The closed-set citation library used by Sekrd's
$39 Pre-Launch Audit. Every compliance finding in a generated audit
report cites a citation_id that resolves to a line in this repo.
When Sekrd's audit pipeline tells you "your privacy policy is missing GDPR Art. 13(1)(c) data category enumeration", you should be able to:
- Verify that GDPR Art. 13(1)(c) actually says what we claim it says
- Verify that we're not making up article numbers
- Verify the regulation text is current
This repo answers all three. It's a read-only mirror of
internal/compliance_audit/corpus/ from
github.com/sekrdcom/sekrd — the
closed-source application repository. The mirror updates quarterly
on the same cadence as the corpus refresh runbook.
Every Sekrd audit PDF references citations by citation_id (e.g.
gdpr-art-13-1-c). To verify:
- Open
citations.yaml - Search for the citation_id
- Read the verbatim quote + jurisdiction + article number
If the quote in the PDF matches the quote here, the citation is authentic. If it doesn't match — or if the citation_id isn't in this file — flag it; that's a fabrication and we want to fix it.
The Sekrd audit pipeline includes a whitelist filter that drops any LLM-generated citation_id not present in this corpus. The filter is how we keep the LLM from inventing article numbers; this repo is how you verify the filter is working.
The audit pipeline never lets an LLM generate citation IDs. The flow is:
- Pattern detection (deterministic Go) finds technical issues: "this app has no Do Not Sell link"
- LLM extracts facts from the audited site (controller name, data categories, etc.)
- Deterministic Go code maps facts → citation IDs from this closed-set list
- The PDF cites only IDs that resolved against this whitelist
The LLM never sees this list and never proposes citation IDs of its own. Any LLM output that mentions an unknown citation gets logged as a fabrication metric (currently 0/100 across the eval corpus) and dropped before reaching the customer.
Read more in the methodology page on sekrd.com/compliance/methodology.
| File | Contents |
|---|---|
citations.yaml |
Flattened citation map: citation_id → {jurisdiction, article, title, quote, web_app_relevance} for every cited article. Verbatim quotes from source documents. |
jurisdictions.md |
One section per jurisdiction with source URL, effective date, retrieval date, and citation count. |
LICENSE |
Apache 2.0 — fork it, mirror it, audit it. |
- The full text of the regulations (cite the official source — EUR-Lex, California AG, planalto.gov.br, etc.)

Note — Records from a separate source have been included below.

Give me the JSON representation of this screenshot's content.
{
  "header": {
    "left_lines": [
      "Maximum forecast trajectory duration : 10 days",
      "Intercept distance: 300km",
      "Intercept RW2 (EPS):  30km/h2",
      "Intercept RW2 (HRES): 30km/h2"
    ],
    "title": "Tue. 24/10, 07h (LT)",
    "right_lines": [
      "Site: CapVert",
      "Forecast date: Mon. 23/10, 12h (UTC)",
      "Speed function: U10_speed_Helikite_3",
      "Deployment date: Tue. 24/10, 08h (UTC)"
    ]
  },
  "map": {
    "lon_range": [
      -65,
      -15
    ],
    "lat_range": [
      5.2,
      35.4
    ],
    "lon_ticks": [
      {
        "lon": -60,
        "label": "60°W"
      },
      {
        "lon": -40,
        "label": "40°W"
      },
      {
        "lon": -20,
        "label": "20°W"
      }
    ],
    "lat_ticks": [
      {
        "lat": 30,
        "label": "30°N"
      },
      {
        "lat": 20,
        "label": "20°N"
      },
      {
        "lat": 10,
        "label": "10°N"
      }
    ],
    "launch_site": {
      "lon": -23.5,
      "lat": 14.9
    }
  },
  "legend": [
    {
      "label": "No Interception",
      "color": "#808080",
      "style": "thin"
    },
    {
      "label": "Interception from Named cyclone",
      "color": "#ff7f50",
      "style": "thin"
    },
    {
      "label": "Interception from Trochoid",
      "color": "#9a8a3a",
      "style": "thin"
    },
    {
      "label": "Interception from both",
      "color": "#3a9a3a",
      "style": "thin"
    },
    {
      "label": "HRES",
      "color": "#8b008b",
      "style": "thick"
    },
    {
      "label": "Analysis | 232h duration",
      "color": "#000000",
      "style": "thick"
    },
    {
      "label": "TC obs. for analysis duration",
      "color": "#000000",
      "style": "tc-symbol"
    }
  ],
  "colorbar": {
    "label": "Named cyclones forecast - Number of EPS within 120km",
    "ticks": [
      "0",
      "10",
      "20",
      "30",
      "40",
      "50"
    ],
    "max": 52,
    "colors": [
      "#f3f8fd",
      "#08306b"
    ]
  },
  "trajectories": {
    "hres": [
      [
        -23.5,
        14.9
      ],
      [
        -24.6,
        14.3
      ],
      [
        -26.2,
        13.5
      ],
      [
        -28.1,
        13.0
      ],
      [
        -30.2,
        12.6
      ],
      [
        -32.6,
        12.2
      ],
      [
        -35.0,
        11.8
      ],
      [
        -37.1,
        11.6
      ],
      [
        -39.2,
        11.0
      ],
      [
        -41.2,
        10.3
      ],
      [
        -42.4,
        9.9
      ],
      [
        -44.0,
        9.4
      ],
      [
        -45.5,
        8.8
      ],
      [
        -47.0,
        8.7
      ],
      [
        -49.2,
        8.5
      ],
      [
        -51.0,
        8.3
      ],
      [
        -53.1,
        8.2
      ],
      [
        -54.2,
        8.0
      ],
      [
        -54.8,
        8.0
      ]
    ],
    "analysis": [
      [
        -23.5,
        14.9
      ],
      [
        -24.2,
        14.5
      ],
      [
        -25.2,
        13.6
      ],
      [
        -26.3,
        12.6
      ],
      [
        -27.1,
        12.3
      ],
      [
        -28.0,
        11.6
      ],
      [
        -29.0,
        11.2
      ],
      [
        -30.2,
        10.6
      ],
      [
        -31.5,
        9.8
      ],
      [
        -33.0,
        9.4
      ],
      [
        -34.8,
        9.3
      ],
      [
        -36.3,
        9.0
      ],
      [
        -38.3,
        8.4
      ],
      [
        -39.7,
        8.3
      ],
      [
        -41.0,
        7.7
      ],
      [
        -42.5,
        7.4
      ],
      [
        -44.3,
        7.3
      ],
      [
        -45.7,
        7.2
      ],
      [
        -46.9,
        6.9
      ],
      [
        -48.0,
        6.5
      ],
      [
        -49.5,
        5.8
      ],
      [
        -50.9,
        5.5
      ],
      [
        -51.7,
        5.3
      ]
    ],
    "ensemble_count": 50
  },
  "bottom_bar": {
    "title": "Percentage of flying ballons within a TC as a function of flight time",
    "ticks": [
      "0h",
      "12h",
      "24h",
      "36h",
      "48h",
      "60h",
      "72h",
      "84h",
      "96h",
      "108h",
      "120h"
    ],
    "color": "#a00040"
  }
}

- The detection rules / pattern library (those are in the closed-source Sekrd repo and are part of the product)
- The LLM prompts / system instructions (same)
- Customer audit data (lives in customer dashboards only)
Quarterly. Corpus refresh checklist in the closed-source repo at
internal/compliance_audit/corpus/REFRESH.md includes:
- EU GDPR + UK GDPR: automated EUR-Lex SPARQL diff
- California CCPA / CPRA: manual annual review against California AG text
- Brazil LGPD: manual annual review against planalto.gov.br
- App Store + Play guidance: manual review on Apple / Google developer policy updates
Each metadata.yaml per jurisdiction in the source repo carries a
retrieved_at timestamp shown in audit PDFs as "Rules current as of".
- 5 jurisdictions covered: EU GDPR, UK GDPR, US CCPA, US CPRA, Brazil LGPD. We expand based on customer demand.
- Web-app focused: relevance triggers in
web_app_relevancelean toward web/mobile SaaS patterns. If you're auditing infrastructure (network, IoT, etc.) — different corpus needed. - Not legal advice: this is technical attestation infrastructure, not a substitute for qualified privacy counsel. Sekrd is not a certified auditor.
- Citation text wrong (quote doesn't match source): file an issue with link to authoritative source + diff
- Citation missing (article exists but isn't here): file an issue with article number + jurisdiction
- Citation should be retired (regulation amended / superseded): file an issue with effective date + replacement reference
Issues here trigger a corpus update in the source repo + a sync run to this mirror. Mean time to resolution depends on whether the change is automated (EUR-Lex) or manual (US state law).
Apache 2.0. Fork freely. Attribution to Sekrd appreciated but not required. If you fork to maintain a different jurisdiction mix, file an issue and we'll cross-link.